To concatenate the columns Age and Gender from the dataset Titanic, enter Create a new column GenderAge using the delimeter , to concatenate the column Gender, the column Age.

To concatenate the text "$" with the column Fare from the dataset Titanic, enter Create a new column Cost using the delimeter SPACE to concatenate the text DOLLAR SIGN, the column Fare.

Window Column

In a COVID-19 dataset for each state where each row contains the number of cases reported in a certain state on a certain day, you could create a window column that contains the cases from the previous day using the utterance Create a new window column casesDayBefore as lag Cases by 1 for each State sorted by Date.

Datetime Column

To create a date called followUpDate which is one year after the value in the salesDate column, enter Create a new datetime column called followUpDate as salesDate plus 1 year.

Temporal Column.

To create a column called twoDaysAgo, enter Create a new temporal column called twoDaysAgo as Today - 2 days.

To create a column called daysSinceChristmas2020, enter Create a new temporal column called daysSinceChristmas2020 as Today - Date(2020-12-25).

To create a column called 6Days, enter Create a new temporal column called 6Days as 3 * 2 days.

To create a column called HoursSinceDaylightSavings, enter Create a new temporal column called DaylightSavingsTimeStart as Now - Timestamp(2020-03-14 02:00:00).

Alerts

In a dataset called TicketSales that contains a Price column, you could create an alert to notify you when a high-priced ticket is purchased using the utterance Create a new alert highTicketAlert when TicketSales.any.Price is greater than or equal to the value 50 on all days at 8:00 CST with the message A high-priced ticket has been purchased!.

Datasets

To create a dataset called "Employees," with the columns "Name" and "Age," and add Jack, 21; and Jill, 23; enter Create a new dataset Employees with columns Name, Age and values Jack, 21, Jill, 23.

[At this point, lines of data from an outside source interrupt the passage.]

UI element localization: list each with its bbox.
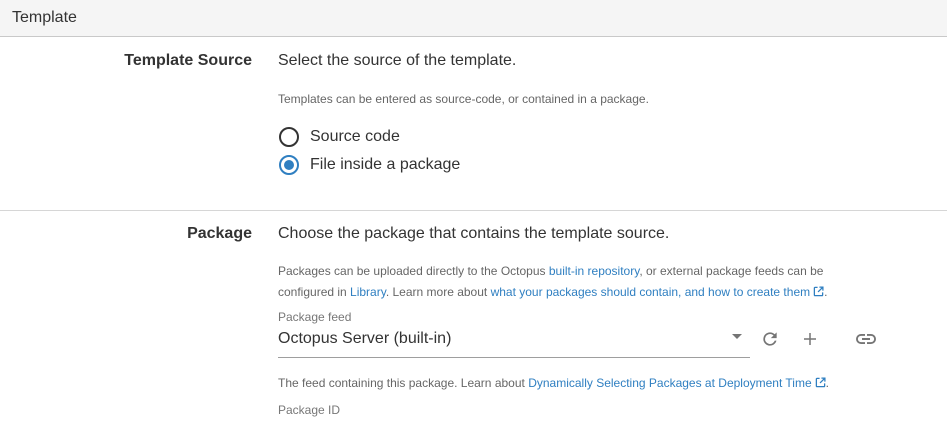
package-help-line-2: configured in Library. Learn more about … [278, 282, 827, 304]
add-icon [804, 333, 816, 345]
template-source-help: Templates can be entered as source-code,… [278, 92, 649, 106]
external-link-icon[interactable] [815, 374, 826, 395]
package-feed-help-text: The feed containing this package. Learn … [278, 376, 529, 390]
radio-unchecked-icon [279, 127, 299, 147]
refresh-icon [763, 332, 777, 346]
section-header[interactable]: Template [0, 0, 947, 37]
template-source-description: Select the source of the template. [278, 52, 517, 69]
package-help-text: . Learn more about [385, 285, 491, 299]
dynamic-packages-link[interactable]: Dynamically Selecting Packages at Deploy… [528, 376, 811, 390]
package-docs-link[interactable]: what your packages should contain, and h… [491, 285, 811, 299]
external-link-icon[interactable] [813, 283, 824, 304]
package-help-text: . [824, 285, 828, 299]
link-icon [856, 334, 876, 344]
package-help-text: configured in [278, 285, 351, 299]
radio-source-code[interactable]: Source code [279, 125, 400, 149]
package-feed-select[interactable]: Octopus Server (built-in) [278, 325, 750, 358]
package-label: Package [187, 225, 252, 242]
package-help-line-1: Packages can be uploaded directly to the… [278, 261, 823, 282]
add-button[interactable] [796, 325, 824, 353]
package-feed-value: Octopus Server (built-in) [278, 330, 452, 347]
package-help-text: Packages can be uploaded directly to the… [278, 264, 549, 278]
built-in-repository-link[interactable]: built-in repository [549, 264, 639, 278]
radio-file-inside-package-label: File inside a package [310, 156, 461, 173]
package-id-label: Package ID [278, 403, 341, 417]
refresh-button[interactable] [756, 325, 784, 353]
package-description: Choose the package that contains the tem… [278, 225, 670, 242]
package-feed-help: The feed containing this package. Learn … [278, 373, 829, 395]
radio-file-inside-package[interactable]: File inside a package [279, 153, 460, 177]
package-feed-help-text: . [825, 376, 829, 390]
section-divider [0, 210, 947, 211]
radio-checked-icon [279, 155, 299, 175]
radio-source-code-label: Source code [310, 128, 400, 145]
library-link[interactable]: Library [350, 285, 386, 299]
package-feed-label: Package feed [278, 310, 352, 324]
package-help-text: , or external package feeds can be [639, 264, 824, 278]
link-button[interactable] [852, 325, 880, 353]
template-source-label: Template Source [124, 52, 252, 69]
dropdown-arrow-icon[interactable] [732, 334, 742, 339]
section-title: Template [12, 9, 77, 26]
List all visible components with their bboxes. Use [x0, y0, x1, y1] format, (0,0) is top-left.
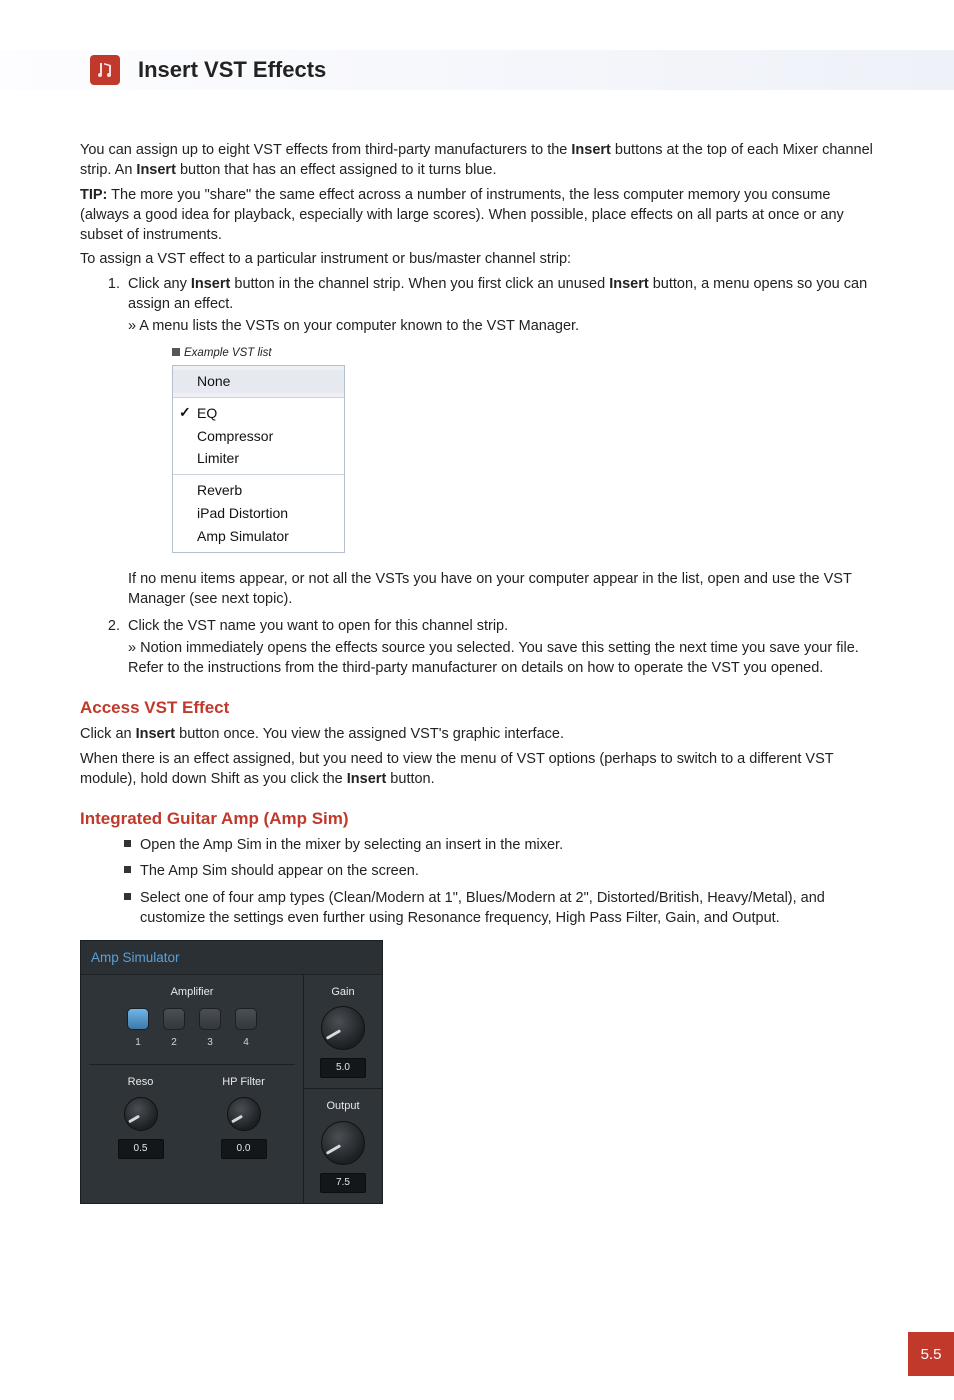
- assign-vst-steps: Click any Insert button in the channel s…: [80, 274, 882, 679]
- access-vst-p2: When there is an effect assigned, but yo…: [80, 749, 882, 790]
- page-title: Insert VST Effects: [138, 55, 326, 86]
- hpfilter-knob[interactable]: [227, 1097, 261, 1131]
- page-number-tab: 5.5: [908, 1332, 954, 1376]
- step-2-sub: » Notion immediately opens the effects s…: [128, 638, 882, 679]
- vst-menu-item-ipad-distortion[interactable]: iPad Distortion: [173, 502, 344, 525]
- access-vst-heading: Access VST Effect: [80, 696, 882, 720]
- step-1-sub: » A menu lists the VSTs on your computer…: [128, 316, 882, 336]
- gain-knob[interactable]: [321, 1006, 365, 1050]
- vst-menu: None EQ Compressor Limiter Reverb iPad D…: [172, 365, 345, 553]
- vst-menu-item-reverb[interactable]: Reverb: [173, 479, 344, 502]
- amp-sim-bullets: Open the Amp Sim in the mixer by selecti…: [80, 835, 882, 928]
- intro-paragraph-1: You can assign up to eight VST effects f…: [80, 140, 882, 181]
- gain-label: Gain: [310, 985, 376, 1000]
- output-knob[interactable]: [321, 1121, 365, 1165]
- intro-paragraph-3: To assign a VST effect to a particular i…: [80, 249, 882, 269]
- vst-menu-item-limiter[interactable]: Limiter: [173, 447, 344, 470]
- amp-sim-bullet: The Amp Sim should appear on the screen.: [124, 861, 882, 881]
- amp-type-button-1[interactable]: [127, 1008, 149, 1030]
- amp-simulator-title: Amp Simulator: [81, 941, 382, 975]
- vst-menu-group: Reverb iPad Distortion Amp Simulator: [173, 474, 344, 552]
- vst-menu-group: None: [173, 366, 344, 397]
- amplifier-buttons: [89, 1008, 295, 1030]
- vst-menu-group: EQ Compressor Limiter: [173, 397, 344, 475]
- page-header: Insert VST Effects: [0, 50, 954, 90]
- amp-type-button-3[interactable]: [199, 1008, 221, 1030]
- output-value[interactable]: 7.5: [320, 1173, 366, 1193]
- amp-simulator-panel: Amp Simulator Amplifier 1 2 3 4: [80, 940, 383, 1204]
- vst-list-caption: Example VST list: [172, 345, 882, 361]
- amp-type-button-2[interactable]: [163, 1008, 185, 1030]
- access-vst-p1: Click an Insert button once. You view th…: [80, 724, 882, 744]
- amplifier-label: Amplifier: [89, 985, 295, 1000]
- amplifier-button-labels: 1 2 3 4: [89, 1036, 295, 1050]
- step-1: Click any Insert button in the channel s…: [124, 274, 882, 610]
- gain-value[interactable]: 5.0: [320, 1058, 366, 1078]
- step-2: Click the VST name you want to open for …: [124, 616, 882, 679]
- vst-menu-item-compressor[interactable]: Compressor: [173, 425, 344, 448]
- app-icon: [90, 55, 120, 85]
- page-body: You can assign up to eight VST effects f…: [0, 90, 954, 928]
- vst-menu-item-none[interactable]: None: [173, 370, 344, 393]
- amp-type-button-4[interactable]: [235, 1008, 257, 1030]
- amp-sim-bullet: Select one of four amp types (Clean/Mode…: [124, 888, 882, 929]
- reso-label: Reso: [89, 1075, 192, 1090]
- reso-knob[interactable]: [124, 1097, 158, 1131]
- hpfilter-label: HP Filter: [192, 1075, 295, 1090]
- amp-sim-bullet: Open the Amp Sim in the mixer by selecti…: [124, 835, 882, 855]
- caption-bullet-icon: [172, 348, 180, 356]
- step-1-after: If no menu items appear, or not all the …: [128, 569, 882, 610]
- output-label: Output: [310, 1099, 376, 1114]
- vst-menu-item-eq[interactable]: EQ: [173, 402, 344, 425]
- vst-menu-item-amp-simulator[interactable]: Amp Simulator: [173, 525, 344, 548]
- hpfilter-value[interactable]: 0.0: [221, 1139, 267, 1159]
- intro-tip: TIP: The more you "share" the same effec…: [80, 185, 882, 246]
- amp-sim-heading: Integrated Guitar Amp (Amp Sim): [80, 807, 882, 831]
- reso-value[interactable]: 0.5: [118, 1139, 164, 1159]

Behind the Scenes: Window Columns

You can think of a dataset as a single spreadsheet with rows and columns, such as an Excel file. Creating a standard column is as simple as adding a column to that spreadsheet and populating it. Creating a window column, however, is a bit more complicated. Take the utterance above, Create a new window column casesDaysBefore as lag Cases by 1 for each State sorted by Date, as an example. What’s really happening here?

First, we take the data and split it based on the column in the for each clause. In this case, we’re interested in the State column. In our spreadsheet example, this would be the same as breaking our single spreadsheet into new spreadsheets that contain every row for each state.

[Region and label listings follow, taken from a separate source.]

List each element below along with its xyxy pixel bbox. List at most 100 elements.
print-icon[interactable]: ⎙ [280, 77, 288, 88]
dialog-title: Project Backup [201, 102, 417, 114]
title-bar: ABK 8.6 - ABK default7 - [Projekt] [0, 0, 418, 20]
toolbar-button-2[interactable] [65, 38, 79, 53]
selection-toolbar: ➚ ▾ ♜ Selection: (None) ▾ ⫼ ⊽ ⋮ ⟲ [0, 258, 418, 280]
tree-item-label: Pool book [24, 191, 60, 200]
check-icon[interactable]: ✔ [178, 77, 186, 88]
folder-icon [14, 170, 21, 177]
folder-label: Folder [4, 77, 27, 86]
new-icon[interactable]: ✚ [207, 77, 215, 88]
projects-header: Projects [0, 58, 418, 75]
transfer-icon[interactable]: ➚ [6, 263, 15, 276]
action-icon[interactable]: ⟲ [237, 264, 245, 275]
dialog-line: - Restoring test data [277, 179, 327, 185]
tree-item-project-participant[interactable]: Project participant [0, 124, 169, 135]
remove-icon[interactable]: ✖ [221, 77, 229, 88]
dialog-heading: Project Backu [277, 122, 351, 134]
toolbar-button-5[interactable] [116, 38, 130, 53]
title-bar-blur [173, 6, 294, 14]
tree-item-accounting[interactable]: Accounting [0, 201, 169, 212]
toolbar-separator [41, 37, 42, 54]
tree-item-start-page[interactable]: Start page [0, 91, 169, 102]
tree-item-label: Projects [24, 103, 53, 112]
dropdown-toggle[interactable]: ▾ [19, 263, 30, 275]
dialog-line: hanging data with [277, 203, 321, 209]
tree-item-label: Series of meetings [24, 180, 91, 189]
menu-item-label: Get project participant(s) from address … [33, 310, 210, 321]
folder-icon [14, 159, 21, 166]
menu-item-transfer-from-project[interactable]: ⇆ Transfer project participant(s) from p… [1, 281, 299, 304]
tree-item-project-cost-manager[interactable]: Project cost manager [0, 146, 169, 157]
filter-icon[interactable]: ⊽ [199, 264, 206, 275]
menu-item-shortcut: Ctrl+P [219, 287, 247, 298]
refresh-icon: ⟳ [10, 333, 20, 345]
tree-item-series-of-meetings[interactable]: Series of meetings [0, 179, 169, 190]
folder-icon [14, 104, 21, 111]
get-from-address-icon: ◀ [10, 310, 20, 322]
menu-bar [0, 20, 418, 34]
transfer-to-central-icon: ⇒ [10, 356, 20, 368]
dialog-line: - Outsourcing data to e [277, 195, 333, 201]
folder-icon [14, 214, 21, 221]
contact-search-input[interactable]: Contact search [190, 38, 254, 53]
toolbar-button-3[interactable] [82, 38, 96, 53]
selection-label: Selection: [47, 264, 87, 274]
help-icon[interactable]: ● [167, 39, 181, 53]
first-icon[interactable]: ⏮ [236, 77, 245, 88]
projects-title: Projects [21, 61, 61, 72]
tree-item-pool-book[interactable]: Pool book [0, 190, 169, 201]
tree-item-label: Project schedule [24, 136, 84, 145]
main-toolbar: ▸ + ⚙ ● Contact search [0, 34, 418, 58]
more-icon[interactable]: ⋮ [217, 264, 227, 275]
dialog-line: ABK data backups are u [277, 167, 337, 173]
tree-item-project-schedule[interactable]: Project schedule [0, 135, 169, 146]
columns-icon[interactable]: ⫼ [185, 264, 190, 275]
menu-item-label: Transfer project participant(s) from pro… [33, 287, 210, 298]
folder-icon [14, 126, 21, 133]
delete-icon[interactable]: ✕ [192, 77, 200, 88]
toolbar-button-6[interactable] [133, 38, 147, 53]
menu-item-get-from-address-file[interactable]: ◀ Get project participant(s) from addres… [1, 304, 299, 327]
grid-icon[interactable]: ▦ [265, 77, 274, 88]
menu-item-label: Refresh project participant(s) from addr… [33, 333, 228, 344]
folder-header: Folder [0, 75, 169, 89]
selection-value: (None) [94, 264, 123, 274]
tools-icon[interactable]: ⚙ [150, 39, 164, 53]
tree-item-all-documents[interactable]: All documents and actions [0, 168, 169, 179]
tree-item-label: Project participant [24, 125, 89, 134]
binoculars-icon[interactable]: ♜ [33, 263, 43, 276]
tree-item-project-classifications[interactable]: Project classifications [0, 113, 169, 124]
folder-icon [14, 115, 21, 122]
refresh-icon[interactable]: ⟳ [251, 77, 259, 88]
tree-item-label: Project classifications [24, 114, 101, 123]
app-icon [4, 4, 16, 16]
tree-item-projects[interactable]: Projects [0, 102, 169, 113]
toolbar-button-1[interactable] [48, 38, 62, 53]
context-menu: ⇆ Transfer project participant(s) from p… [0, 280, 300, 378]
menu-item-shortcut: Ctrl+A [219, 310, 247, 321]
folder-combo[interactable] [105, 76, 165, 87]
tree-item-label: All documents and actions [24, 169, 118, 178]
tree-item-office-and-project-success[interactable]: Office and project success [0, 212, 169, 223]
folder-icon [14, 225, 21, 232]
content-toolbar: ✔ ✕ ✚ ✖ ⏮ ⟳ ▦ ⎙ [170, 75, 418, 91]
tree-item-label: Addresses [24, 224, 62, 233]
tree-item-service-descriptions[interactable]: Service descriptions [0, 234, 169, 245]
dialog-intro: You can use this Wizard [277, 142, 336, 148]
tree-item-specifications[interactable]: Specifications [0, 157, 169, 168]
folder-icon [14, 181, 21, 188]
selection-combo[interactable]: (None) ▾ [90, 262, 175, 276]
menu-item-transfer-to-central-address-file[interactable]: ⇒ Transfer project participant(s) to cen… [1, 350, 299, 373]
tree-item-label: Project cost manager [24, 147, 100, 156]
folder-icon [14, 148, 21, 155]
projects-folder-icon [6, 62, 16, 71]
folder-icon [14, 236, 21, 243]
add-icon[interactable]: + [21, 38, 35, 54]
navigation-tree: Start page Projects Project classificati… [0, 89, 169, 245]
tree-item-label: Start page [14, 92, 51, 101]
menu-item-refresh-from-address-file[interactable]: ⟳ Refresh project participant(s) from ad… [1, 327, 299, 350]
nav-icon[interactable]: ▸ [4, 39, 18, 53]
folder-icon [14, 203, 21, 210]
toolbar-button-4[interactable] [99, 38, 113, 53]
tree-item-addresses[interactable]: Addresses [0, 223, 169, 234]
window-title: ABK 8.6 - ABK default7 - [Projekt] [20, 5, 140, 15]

Second, in each newly-created spreadsheet, we sort the data based on the column in the sort by clause. In this case, we sort the data by the Date column.

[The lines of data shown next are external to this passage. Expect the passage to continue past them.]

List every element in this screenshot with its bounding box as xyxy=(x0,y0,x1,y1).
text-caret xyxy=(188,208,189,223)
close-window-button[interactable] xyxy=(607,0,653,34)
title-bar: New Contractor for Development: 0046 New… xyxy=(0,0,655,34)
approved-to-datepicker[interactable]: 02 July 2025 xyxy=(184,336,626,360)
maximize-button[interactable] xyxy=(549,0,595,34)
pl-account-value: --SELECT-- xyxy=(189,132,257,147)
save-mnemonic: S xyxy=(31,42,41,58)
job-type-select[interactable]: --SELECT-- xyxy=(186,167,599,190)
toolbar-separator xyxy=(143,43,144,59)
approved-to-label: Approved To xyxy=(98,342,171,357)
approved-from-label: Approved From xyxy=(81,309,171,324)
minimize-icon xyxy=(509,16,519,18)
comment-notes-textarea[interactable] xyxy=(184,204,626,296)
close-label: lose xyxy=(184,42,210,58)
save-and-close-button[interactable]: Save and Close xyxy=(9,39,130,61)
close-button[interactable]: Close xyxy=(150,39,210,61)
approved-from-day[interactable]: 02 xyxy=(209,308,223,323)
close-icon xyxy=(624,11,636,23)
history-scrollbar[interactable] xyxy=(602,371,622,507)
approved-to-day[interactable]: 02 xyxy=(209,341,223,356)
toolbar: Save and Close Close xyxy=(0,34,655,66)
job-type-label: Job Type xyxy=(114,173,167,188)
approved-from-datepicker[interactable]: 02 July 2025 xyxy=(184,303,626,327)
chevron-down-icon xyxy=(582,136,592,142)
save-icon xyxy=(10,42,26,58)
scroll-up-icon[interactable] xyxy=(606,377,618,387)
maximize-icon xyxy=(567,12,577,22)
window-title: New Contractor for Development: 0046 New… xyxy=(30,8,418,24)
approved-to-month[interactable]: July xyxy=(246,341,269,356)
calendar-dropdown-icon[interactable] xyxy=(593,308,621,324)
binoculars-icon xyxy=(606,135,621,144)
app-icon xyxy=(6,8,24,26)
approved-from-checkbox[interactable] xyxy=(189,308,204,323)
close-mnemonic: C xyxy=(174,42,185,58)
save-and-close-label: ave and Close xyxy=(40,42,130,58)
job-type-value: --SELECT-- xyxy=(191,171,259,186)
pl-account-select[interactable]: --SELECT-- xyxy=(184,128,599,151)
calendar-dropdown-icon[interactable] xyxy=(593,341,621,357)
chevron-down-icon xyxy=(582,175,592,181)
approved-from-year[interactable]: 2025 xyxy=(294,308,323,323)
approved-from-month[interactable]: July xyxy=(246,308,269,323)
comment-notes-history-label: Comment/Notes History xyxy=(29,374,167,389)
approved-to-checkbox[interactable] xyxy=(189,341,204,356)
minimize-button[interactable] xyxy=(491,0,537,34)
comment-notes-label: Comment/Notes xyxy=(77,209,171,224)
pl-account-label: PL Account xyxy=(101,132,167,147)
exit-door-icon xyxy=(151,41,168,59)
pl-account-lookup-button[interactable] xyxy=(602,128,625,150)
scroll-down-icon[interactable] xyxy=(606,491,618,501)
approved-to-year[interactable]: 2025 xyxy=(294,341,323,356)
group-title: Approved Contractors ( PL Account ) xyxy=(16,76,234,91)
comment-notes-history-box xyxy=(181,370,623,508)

Third, we create the new window column and populate it row by row based on the provided column name and aggregation. In this case, the column name is casesDaysBefore and the aggregation is to lag cases by 1. To do this, we take each spreadsheet (which is now sorted chronologically) and compute the difference in cases from the day before by subtracting the value in the current row of the Cases column from the row above it. The resulting value is then placed in the casesDayBefore column.

Then, each state’s spreadsheet is combined together to recreate the original dataset. But, the resulting dataset has the new casesDayBefore column and is sorted chronologically.